He had smiled and tried to brazen it out, but had his heart had not been in it. The corners of his mouth, which he had struggled so valiantly to turn upwards, had kept drooping again. At this point Barnaby had decided to cut short the farewells and hauled Catherine aboard, seizing her under both arms. He had carried her along like a parcel, as she wept copiously and called out repeated ‘Au revoirs’, interrupted by bursts of sobbing.

The sailors started pushing on the long poles that propelled them over the slimy riverbed, and the barge slowly drew away from the bank, gliding over the yellow water swollen with sand and alluvial mud. Taxed to the uttermost by the effort of poling the barge upstream, the crew kept close by the riverbanks instead of heading out into the middle of the river, where the current was strongest.

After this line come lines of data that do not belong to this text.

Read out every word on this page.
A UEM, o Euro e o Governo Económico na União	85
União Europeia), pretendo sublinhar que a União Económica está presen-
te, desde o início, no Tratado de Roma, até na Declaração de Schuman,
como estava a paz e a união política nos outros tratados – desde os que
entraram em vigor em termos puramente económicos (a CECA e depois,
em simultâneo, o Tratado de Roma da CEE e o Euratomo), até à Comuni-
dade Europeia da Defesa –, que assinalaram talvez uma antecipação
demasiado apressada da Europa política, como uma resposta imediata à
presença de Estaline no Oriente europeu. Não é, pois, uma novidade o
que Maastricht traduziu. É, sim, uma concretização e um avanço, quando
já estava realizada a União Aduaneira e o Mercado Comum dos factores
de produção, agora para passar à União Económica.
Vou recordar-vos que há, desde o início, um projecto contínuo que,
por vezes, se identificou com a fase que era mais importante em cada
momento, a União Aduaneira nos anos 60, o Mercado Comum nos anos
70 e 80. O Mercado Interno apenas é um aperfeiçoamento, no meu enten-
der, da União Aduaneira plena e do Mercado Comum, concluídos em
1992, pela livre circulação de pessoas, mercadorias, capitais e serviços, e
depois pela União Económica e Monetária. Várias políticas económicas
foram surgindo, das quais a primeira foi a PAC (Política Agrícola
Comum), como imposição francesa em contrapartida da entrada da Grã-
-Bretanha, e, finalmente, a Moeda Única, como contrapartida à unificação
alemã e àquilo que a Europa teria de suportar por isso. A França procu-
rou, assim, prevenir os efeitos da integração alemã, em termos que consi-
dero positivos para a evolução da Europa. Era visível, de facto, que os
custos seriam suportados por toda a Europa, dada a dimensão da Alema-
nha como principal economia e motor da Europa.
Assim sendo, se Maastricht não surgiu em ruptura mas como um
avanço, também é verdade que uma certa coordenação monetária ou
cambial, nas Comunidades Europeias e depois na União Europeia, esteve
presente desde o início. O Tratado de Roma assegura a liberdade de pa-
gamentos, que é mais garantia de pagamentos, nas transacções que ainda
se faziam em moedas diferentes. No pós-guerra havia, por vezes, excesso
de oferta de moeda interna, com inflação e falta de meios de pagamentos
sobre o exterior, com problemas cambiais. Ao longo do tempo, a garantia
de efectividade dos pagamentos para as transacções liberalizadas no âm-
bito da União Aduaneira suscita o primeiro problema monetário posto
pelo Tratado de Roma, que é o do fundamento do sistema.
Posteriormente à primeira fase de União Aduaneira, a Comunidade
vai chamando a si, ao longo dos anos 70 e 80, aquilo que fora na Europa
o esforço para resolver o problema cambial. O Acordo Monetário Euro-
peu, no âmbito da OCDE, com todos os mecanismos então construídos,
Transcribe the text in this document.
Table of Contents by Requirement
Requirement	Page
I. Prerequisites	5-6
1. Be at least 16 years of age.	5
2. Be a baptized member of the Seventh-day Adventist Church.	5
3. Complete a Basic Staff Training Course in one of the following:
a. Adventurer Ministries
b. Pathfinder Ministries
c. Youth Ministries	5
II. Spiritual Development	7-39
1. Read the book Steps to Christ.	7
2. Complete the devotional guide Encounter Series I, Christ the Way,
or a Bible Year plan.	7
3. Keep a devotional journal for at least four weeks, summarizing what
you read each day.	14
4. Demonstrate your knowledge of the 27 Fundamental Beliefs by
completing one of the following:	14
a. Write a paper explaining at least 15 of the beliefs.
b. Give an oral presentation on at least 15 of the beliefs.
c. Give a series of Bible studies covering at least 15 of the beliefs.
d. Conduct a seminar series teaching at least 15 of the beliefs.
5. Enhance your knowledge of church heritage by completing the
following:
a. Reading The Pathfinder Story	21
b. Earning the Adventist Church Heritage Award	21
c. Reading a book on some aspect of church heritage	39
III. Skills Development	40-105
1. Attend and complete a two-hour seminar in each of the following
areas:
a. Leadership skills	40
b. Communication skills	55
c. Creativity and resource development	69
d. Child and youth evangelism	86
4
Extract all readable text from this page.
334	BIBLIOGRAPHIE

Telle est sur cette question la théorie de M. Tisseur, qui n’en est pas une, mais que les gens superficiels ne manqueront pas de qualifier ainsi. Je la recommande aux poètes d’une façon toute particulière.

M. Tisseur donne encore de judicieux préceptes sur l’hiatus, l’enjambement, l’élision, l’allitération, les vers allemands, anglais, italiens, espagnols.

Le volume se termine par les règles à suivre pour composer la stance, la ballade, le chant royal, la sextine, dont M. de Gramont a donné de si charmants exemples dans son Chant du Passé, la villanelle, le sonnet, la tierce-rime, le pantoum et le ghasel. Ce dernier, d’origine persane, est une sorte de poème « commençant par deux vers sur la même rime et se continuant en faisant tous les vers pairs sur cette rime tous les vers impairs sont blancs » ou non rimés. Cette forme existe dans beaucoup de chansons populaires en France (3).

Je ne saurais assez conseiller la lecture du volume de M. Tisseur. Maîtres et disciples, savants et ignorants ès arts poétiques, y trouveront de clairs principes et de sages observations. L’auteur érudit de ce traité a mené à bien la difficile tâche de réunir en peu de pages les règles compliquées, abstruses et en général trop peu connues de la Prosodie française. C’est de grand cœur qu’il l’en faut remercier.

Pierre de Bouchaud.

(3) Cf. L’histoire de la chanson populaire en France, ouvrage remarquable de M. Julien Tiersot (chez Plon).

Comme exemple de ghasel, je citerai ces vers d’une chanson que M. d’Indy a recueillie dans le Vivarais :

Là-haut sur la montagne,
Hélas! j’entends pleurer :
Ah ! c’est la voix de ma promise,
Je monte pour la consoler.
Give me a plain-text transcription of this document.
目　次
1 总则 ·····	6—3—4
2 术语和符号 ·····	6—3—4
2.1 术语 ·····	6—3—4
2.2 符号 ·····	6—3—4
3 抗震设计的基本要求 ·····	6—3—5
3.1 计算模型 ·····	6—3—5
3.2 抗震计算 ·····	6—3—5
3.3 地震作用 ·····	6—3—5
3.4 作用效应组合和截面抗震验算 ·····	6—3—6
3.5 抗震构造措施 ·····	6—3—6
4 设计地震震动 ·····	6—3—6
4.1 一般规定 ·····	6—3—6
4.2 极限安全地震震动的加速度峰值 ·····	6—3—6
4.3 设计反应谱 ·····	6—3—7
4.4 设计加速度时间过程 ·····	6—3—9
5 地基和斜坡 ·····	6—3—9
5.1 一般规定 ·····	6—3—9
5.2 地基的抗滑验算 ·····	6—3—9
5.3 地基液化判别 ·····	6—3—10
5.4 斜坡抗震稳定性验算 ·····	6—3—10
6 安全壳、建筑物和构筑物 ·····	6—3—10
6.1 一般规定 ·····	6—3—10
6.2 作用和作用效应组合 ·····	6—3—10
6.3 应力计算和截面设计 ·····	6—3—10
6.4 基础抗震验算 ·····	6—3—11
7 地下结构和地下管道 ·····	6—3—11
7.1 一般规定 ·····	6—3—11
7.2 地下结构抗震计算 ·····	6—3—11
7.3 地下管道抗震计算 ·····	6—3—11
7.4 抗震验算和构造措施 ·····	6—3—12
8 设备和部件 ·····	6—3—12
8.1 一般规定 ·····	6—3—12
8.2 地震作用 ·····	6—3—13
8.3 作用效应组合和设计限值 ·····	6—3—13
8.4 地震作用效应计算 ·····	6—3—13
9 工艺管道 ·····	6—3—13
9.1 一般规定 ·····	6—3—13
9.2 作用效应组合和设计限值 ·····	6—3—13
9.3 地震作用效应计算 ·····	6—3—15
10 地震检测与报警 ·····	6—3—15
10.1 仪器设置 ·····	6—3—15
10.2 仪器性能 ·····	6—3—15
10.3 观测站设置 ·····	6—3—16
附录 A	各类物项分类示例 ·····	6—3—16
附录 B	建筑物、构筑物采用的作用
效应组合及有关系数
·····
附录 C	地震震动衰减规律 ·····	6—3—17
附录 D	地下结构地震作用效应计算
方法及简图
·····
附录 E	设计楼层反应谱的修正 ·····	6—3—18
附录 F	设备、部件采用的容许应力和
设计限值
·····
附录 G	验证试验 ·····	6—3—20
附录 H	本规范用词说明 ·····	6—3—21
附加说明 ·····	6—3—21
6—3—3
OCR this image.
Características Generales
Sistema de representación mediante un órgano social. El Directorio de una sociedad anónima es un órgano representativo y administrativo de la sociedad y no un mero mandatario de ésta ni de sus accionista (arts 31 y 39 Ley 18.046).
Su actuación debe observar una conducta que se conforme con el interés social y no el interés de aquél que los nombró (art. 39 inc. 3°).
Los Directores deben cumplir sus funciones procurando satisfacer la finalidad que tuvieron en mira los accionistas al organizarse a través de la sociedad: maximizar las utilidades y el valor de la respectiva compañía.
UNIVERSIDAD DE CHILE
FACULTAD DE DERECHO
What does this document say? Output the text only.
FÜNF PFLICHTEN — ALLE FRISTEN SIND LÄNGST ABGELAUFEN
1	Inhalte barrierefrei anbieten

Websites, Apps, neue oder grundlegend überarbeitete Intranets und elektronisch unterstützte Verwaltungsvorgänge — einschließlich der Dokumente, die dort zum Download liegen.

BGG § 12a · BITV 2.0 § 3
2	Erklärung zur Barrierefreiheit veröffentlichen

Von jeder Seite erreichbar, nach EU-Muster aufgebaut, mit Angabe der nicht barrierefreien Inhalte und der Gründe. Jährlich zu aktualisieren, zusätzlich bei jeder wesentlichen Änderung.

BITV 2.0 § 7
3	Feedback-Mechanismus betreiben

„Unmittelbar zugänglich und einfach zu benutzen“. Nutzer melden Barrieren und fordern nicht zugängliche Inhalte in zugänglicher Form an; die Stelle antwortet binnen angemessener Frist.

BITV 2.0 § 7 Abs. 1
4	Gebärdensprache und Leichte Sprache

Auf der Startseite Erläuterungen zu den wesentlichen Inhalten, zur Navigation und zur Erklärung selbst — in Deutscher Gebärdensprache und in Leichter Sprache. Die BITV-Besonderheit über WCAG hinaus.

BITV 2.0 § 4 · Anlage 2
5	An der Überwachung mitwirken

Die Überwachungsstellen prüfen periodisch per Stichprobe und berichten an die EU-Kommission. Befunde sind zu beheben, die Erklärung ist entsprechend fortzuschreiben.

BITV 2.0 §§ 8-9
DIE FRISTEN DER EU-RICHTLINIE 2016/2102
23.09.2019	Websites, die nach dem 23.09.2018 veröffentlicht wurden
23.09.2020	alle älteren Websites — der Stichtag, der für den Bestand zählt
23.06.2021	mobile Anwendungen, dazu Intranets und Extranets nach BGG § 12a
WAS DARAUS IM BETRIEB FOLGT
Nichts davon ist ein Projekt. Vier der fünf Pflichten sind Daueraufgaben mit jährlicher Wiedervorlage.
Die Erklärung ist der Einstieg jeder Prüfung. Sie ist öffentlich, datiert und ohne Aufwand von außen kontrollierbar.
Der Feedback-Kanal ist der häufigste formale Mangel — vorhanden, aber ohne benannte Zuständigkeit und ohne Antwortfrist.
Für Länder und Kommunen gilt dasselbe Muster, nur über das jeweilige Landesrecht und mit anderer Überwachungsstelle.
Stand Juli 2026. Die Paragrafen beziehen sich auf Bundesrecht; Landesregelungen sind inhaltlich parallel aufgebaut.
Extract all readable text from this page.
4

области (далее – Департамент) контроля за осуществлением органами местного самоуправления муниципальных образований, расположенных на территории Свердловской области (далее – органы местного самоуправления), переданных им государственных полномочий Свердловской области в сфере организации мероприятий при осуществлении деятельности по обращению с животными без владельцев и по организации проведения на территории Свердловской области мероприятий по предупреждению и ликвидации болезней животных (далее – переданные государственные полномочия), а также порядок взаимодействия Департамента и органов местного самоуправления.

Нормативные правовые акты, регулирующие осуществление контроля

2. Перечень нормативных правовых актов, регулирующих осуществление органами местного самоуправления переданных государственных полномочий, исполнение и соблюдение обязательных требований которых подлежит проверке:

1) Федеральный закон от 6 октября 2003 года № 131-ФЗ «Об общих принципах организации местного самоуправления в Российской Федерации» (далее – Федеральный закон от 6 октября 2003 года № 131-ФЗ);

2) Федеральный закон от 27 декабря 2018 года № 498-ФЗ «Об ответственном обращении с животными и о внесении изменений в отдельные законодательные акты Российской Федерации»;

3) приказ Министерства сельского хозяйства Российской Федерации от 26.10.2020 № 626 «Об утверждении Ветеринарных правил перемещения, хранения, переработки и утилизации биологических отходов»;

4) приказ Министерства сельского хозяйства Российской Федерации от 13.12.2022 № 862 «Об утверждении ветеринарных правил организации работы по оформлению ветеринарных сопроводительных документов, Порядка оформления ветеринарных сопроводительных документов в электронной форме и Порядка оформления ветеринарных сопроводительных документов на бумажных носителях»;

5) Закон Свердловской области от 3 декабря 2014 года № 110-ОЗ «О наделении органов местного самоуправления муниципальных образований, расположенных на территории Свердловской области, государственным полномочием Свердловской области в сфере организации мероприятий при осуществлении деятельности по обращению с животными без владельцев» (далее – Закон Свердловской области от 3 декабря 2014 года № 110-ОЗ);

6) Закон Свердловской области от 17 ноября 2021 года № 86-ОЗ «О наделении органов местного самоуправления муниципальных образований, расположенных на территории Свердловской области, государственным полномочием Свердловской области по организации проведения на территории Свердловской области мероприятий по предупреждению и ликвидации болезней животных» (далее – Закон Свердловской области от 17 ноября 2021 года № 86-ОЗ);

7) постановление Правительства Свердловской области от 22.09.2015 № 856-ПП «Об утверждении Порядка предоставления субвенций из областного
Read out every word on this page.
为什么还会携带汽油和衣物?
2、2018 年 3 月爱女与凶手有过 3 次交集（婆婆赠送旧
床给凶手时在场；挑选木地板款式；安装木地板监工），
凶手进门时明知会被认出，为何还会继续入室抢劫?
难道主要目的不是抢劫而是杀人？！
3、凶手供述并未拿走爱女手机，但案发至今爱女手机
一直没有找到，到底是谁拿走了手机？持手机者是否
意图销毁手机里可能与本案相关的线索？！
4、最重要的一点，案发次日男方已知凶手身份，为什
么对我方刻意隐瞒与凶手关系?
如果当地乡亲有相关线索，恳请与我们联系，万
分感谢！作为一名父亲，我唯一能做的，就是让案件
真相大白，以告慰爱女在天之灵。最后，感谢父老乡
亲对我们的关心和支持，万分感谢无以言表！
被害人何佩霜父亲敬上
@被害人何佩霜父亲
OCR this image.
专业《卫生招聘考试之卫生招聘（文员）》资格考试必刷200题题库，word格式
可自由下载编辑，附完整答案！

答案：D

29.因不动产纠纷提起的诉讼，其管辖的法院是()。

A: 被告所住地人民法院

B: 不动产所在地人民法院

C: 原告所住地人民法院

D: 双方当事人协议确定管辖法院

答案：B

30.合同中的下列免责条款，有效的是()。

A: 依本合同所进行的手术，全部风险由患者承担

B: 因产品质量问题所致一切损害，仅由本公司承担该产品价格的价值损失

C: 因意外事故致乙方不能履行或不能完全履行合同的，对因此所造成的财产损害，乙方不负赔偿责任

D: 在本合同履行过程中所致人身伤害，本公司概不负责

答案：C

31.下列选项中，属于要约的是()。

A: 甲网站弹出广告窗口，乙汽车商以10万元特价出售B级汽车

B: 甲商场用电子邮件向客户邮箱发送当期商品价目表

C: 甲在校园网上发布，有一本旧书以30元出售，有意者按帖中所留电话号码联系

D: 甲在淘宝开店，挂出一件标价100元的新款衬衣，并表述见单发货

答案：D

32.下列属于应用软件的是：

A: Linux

Another shadow hung over Catherine. This was Loyse’s strange behaviour. On first recovering consciousness the girl had stared at the known and unknown faces leaning over her. She had seen her mother in tears, her sister smiling at her. But instead of surrendering herself to the joy of finding them again and throwing her arms round her loved ones, she had shaken herself free of Jacquette’s embrace and hidden herself in a corner of the warehouse among the barrels, bales of hides, pottery, piles of wood and grain.

‘Don’t touch me!’ she had cried. It had been a cry so fierce that it had cut her sister to the quick. Jacquette had held out her arms in despair.

‘My darling, my Loyse! It’s I, your mother… Don’t you recognise your mother anymore? Don’t you love me?’

Huddled into her corner, Loyse had looked like some small trapped animal. Her face had seemed to be swallowed up by her huge, pale, terrified eyes and her hands had been clenched so tightly over her breast that the knuckles had shown white. A sob had shaken her voice.

‘Don’t touch me. I am unclean and vile … I am but dirt and filth, and I can only disgust all virtuous women. I am no longer your daughter, Maman, but a slut, a fallen woman, the mistress of Caboche the Skinner! Go away, leave me alone!’

Jacquette had tried to get closer to her, but Loyse had shrunk back, flattened herself against the dusty ground as if her mother’s hand had been a red-hot iron.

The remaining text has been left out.